" />
Post a Comment Print Share on Facebook

Vivek Shanbhags Ghachar Ghochar : Haunting family story from India

When he was a high school student, expected his mother that he was going to buy her from his first salary in a Sari. "And, I hope," said she, "that it is a s

- 8 reads.

Vivek Shanbhags Ghachar Ghochar : Haunting family story from India

When he was a high school student, expected his mother that he was going to buy her from his first salary in a Sari. "And, I hope," said she, "that it is a silk Sari." And so the nameless I-narrator of Vivek Shanbhags Roman "Ghachar Ghochar" in his daydreams again and again, as it will be to fulfill his mother's wish to do so. It drives him in the school to good performance, because he will be the breadwinner of the family. However, it all comes out different. Suddenly, the family is swimming in money, and everything evolves to that terrible "Ghachar Ghochar," according to the the 1962 in the Indian state of Karnataka, born today in Bangalore living Vivek Shanbhag his book has named. In the language of the South Indian Kannada, in which he wrote his novel originally, of course, an untranslatable word that means a inextricable Situation.

In such a Situation, the young man you met at the beginning in a Coffee House. In his home, which he visited for 30 hours, waiting for mother and father, the sister of Malati and uncle Chikkappa, the brother of his father, thanks to the new wealth and for all a high price to have paid. Only to Anita, his wife, who is not waiting.

This family is the cosmos, the narrative revolves: "It is one of the great Strengths of families to do so, as that would be, what is inevitable, exactly what wish for, all in secret." As long as Appa, the father, even as a small representative of their bread is earned, under the lively sympathy of the family that supports him at night in the settlement and submitting willingly to his funny stories and sounds, not the "desire for things we couldn't afford".

Refined composition, the abysses opened

but Then Appa loses his Job, Chikkappa founded with the capital from the early retirement of a company, Sona Masala is rich and takes over the reins in the family. He pulls her out of the narrow, dark, ant-infested house in a mondäneres home. But the new prosperity is destroyed, the former emotional. Mother and daughter spend the money from the dubious methods of working company, while the narrator can be used as a Breakfast Director of his uncle to endure and his days whiling away. Only with the intrepid Anita, from the middle-class-born wife, commitments, standards, and procedures, put suddenly out of the question. The Situation escalated when another strange woman in the house shows up.

This is superficially simple, with a little rhetorical effort, the story turns out on closer Inspection as the sophisticated composition, which opens up chasms, as the difficult balanced get dependencies and hierarchies out of balance. Because "don't we control the money, but the money to us.
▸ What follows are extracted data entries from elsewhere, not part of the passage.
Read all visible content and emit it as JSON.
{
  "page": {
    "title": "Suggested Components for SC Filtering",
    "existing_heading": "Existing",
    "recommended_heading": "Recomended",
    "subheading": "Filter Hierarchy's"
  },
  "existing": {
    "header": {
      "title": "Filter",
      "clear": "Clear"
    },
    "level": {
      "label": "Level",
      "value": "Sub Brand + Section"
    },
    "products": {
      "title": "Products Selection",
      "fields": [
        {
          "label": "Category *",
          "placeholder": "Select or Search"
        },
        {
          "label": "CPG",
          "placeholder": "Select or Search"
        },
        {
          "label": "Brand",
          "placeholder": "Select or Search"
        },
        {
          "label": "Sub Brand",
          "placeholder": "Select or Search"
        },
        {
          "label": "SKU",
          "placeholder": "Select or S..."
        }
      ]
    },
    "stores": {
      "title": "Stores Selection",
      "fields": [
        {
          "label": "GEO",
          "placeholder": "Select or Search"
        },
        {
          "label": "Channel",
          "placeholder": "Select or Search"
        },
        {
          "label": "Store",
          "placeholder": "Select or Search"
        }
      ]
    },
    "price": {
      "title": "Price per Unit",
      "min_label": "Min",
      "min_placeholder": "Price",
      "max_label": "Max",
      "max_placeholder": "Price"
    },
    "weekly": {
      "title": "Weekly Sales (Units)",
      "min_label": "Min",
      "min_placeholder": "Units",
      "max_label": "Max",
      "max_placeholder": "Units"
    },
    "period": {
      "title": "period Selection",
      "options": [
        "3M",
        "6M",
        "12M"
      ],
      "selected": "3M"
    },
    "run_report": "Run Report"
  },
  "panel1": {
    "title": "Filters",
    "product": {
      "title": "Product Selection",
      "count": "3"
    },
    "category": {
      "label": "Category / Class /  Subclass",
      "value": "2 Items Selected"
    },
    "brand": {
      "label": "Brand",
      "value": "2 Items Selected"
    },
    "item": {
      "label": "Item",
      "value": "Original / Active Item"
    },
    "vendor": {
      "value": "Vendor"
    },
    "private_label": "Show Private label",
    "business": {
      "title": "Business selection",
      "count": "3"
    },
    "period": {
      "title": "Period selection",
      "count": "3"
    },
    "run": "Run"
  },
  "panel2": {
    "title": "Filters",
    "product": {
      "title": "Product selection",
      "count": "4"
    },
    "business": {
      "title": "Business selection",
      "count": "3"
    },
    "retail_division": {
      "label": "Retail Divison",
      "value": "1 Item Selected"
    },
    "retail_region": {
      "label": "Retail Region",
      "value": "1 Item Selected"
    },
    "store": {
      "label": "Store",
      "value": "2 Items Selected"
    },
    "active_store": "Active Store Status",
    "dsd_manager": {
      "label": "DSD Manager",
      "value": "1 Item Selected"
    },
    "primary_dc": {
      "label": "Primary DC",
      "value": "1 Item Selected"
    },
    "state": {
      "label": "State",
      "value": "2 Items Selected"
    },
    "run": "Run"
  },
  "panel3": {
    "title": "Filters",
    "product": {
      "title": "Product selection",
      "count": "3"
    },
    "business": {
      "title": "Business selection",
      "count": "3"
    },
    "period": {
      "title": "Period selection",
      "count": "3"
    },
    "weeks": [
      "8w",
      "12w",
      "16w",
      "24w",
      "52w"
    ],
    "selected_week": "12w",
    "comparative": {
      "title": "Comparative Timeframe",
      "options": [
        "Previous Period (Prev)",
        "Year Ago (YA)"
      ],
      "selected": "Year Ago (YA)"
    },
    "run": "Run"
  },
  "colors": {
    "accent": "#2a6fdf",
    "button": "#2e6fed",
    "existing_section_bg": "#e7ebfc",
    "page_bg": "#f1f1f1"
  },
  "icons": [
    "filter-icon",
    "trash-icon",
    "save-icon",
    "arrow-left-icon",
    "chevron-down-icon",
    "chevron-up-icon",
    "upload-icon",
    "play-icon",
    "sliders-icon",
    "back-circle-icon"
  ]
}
If there is little money, it is quite small, but the more of them there are, the bolder and more it grabs us by the collar.“ This On-collar-Grab it does suggest Shanbhag but only when the narrator comes into the room of his sister, to share how earlier mysteries, or when he describes the changing female alliances in the house the example of the Breakfast-Upma-war. Taunts and bitch wars, which indirectly point to the lack of rights of women in public life. And if the narrator crushes ants, to the horror of Anita's without Hardship, reflects the same "moral impartiality" of the family, as in the violent "recovery agents", the Chikkappa on Malatis-in-law, and focuses on one family, to intimidate.

His Silence makes the narrator complicit

"As I slipped into this life," asks the narrator in the hours in the Coffee House, troubled by his own transgressions, he is the verbal failures of his wife met. The solidarity with his family forcing him to a Silence that makes him an accomplice.

A complicity that is not only limited to the family, but to those of caste and gender inequality and corruption in Indian society, the Shanbhag with his unassuming, haunting family history – more of a Novella than a novel holds the mirror. Whether he has the staying power to be an "Indian Chekhov", as his compatriot and colleague, Suketu Mehta celebrates? The stuff he has.

More about

violence against women in India to Speak about the Unspeakable

Agnes Tandler

Vivek Shanbhag: Ghachar Ghochar. Roman. From the English by Daniel Schreiber. Aufbau Verlag, Berlin In 2018. 152 pages, 18 €.

Avatar
Your Name
Post a Comment
Characters Left:
Your comment has been forwarded to the administrator for approval.×
Warning! Will constitute a criminal offense, illegal, threatening, offensive, insulting and swearing, derogatory, defamatory, vulgar, pornographic, indecent, personality rights, damaging or similar nature in the nature of all kinds of financial content, legal, criminal and administrative responsibility for the content of the sender member / members are belong.